Has Donald Trump changed America or revealed it? Thirty-nine thousand nine hundred and twenty-eight, now we're well beyond 40,000, and 84 percent say he has revealed it.
Yes. I mean -- and by the way -- probably I'm going to get hit with emails now like, you are normalizing, you are sanewashing. Read the Carlos Lozada essay that inspired me to select this as the poll question.
He's essentially saying like, wake up, the guy is a bit of a mirror. If you look at the trends of the 80s, the 90s, the 2000s, 2010s, what he represents is what dominated the country at that time.
Here's some social media reaction. What do we have?
You nailed it a thousand percent in your monologue Wildwood visit masterstroke. And I'm a Democrat.
Well, Robert Rembecki, you must be from like the northeast. And I know I'm going to hear from all sorts of people who will say, yes, what about this shore town, that shore town?

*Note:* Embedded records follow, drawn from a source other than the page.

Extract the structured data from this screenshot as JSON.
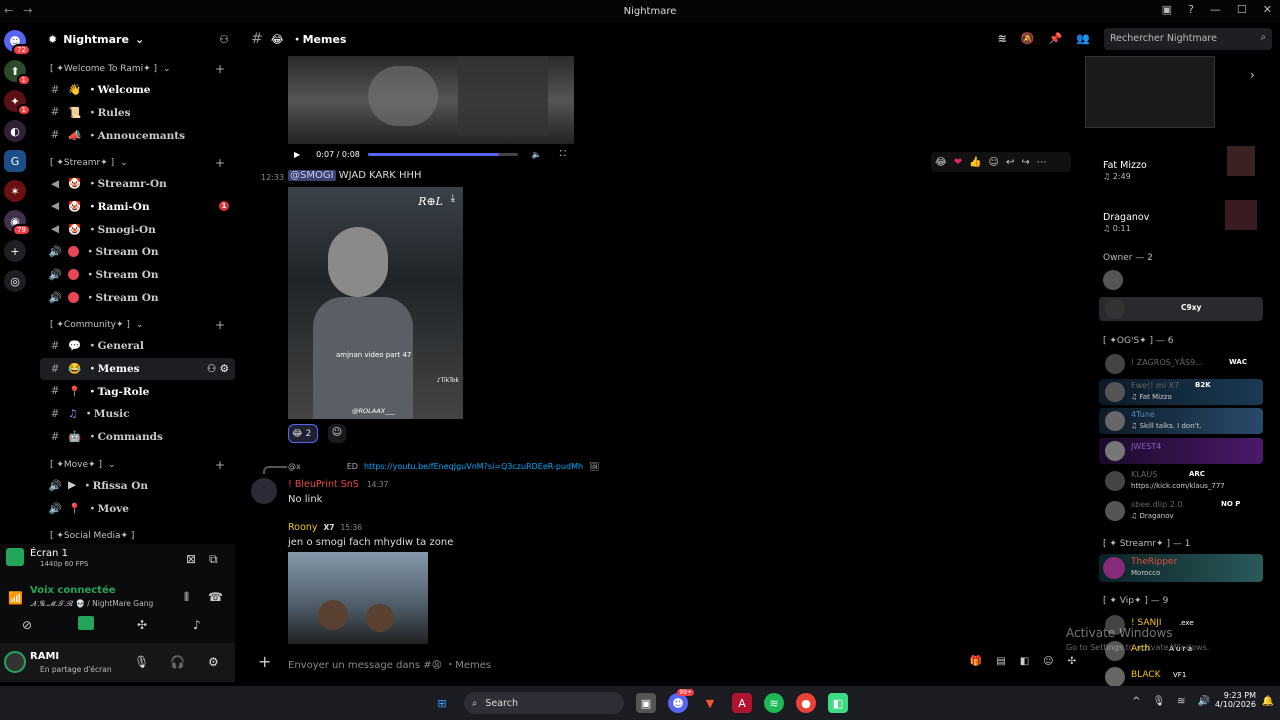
{
  "window": {
    "title": "Nightmare"
  },
  "server": {
    "name": "Nightmare"
  },
  "guild_badges": [
    "72",
    "1",
    "1",
    "79"
  ],
  "categories": {
    "welcome": "[ ✦Welcome To Rami✦ ]",
    "streamr": "[ ✦Streamr✦ ]",
    "community": "[ ✦Community✦ ]",
    "move": "[ ✦Move✦ ]",
    "social": "[ ✦Social Media✦ ]"
  },
  "channels": {
    "welcome": "・Welcome",
    "rules": "・Rules",
    "annonces": "・Annoucemants",
    "streamr_on": "・Streamr-On",
    "rami_on": "・Rami-On",
    "rami_badge": "1",
    "smogi_on": "・Smogi-On",
    "stream1": "・Stream On",
    "stream2": "・Stream On",
    "stream3": "・Stream On",
    "general": "・General",
    "memes": "・Memes",
    "tagrole": "・Tag-Role",
    "music": "・Music",
    "commands": "・Commands",
    "rfissa": "・Rfissa On",
    "move": "・Move"
  },
  "voice": {
    "screen_title": "Écran 1",
    "screen_sub": "1440p 60 FPS",
    "status": "Voix connectée",
    "location": "𝓝.𝓖.𝓜.𝓣.𝓡 💀 / NightMare Gang"
  },
  "user": {
    "name": "RAMI",
    "status": "En partage d'écran"
  },
  "header": {
    "channel": "・Memes",
    "search_placeholder": "Rechercher Nightmare"
  },
  "video": {
    "time": "0:07 / 0:08",
    "progress": 0.875
  },
  "messages": {
    "time1": "12:33",
    "mention": "@SMOGI",
    "text1": "WJAD KARK HHH",
    "overlay_caption": "amjnan video part 47",
    "overlay_handle": "@ROLAAX___",
    "reaction_count": "2",
    "reply_user": "@x",
    "reply_tag": "ED",
    "reply_link": "https://youtu.be/fEneqJguVnM?si=Q3czuRDEeR-pudMh",
    "author2": "! BleuPrint SnS",
    "time2": "14:37",
    "text2": "No link",
    "author3": "Roony",
    "tag3": "X7",
    "time3": "15:36",
    "text3": "jen o smogi fach mhydiw ta zone"
  },
  "composer": {
    "placeholder": "Envoyer un message dans #😩 ・Memes"
  },
  "members": {
    "now_playing": [
      {
        "name": "Fat Mizzo",
        "sub": "♫ 2:49"
      },
      {
        "name": "Draganov",
        "sub": "♫ 0:11"
      }
    ],
    "owner_header": "Owner — 2",
    "og_header": "[ ✦OG'S✦ ] — 6",
    "og": [
      {
        "name": "! ZAGROS_YÅS9...",
        "tag": "WAC",
        "sub": ""
      },
      {
        "name": "Fwe!! mi X7",
        "tag": "B2K",
        "sub": "♫ Fat Mizzo"
      },
      {
        "name": "4Tune",
        "tag": "",
        "sub": "♫ Skill talks. I don't."
      },
      {
        "name": "JWEST4",
        "tag": "",
        "sub": ""
      },
      {
        "name": "KLAUS",
        "tag": "ARC",
        "sub": "https://kick.com/klaus_777"
      },
      {
        "name": "sbee.dlip 2.0",
        "tag": "NO P",
        "sub": "♫ Draganov"
      }
    ],
    "owner_tag": "C9xy",
    "streamr_header": "[ ✦ Streamr✦ ] — 1",
    "streamr": {
      "name": "TheRipper",
      "sub": "Morocco"
    },
    "vip_header": "[ ✦ Vip✦ ] — 9",
    "vip": [
      {
        "name": "! SANJI",
        "tag": ".exe"
      },
      {
        "name": "Arth",
        "tag": "A u r a"
      },
      {
        "name": "BLACK",
        "tag": "VF1"
      }
    ]
  },
  "watermark": {
    "line1": "Activate Windows",
    "line2": "Go to Settings to activate Windows."
  },
  "taskbar": {
    "search": "Search",
    "time": "9:23 PM",
    "date": "4/10/2026",
    "badge": "99+"
  }
}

It's just a funny thing because these Jersey Shore towns spill from one to the other. They are right on top of one another and yet when you get to know them, they are all unique. And the drill is that wherever you grow up going with your family is where you usually end up taking your own kids.
[09:55:03]
I am an Ocean City person. Buy Trump going to Wildwood, in a state that he was never going to carry, made me of course assess, well, why Wildwood? And then to factor in, you know, Harris-Walz, obviously, I kind of put it together. Like he was able to tap into those who felt disrespected.
Sorry, I'm long-winded. Quickly, one more. I think I can squeeze it in.
I guess the 2020s era will be characterized as the MAGA decade.
Too early to tell. Yes. Maybe the Musk decade. Who knows?
OK, gang. It has been a long strange trip. Thanks for still being here. I really appreciate you watching and listening to me on radio. And to my CNN team, you are the best. OK. See you.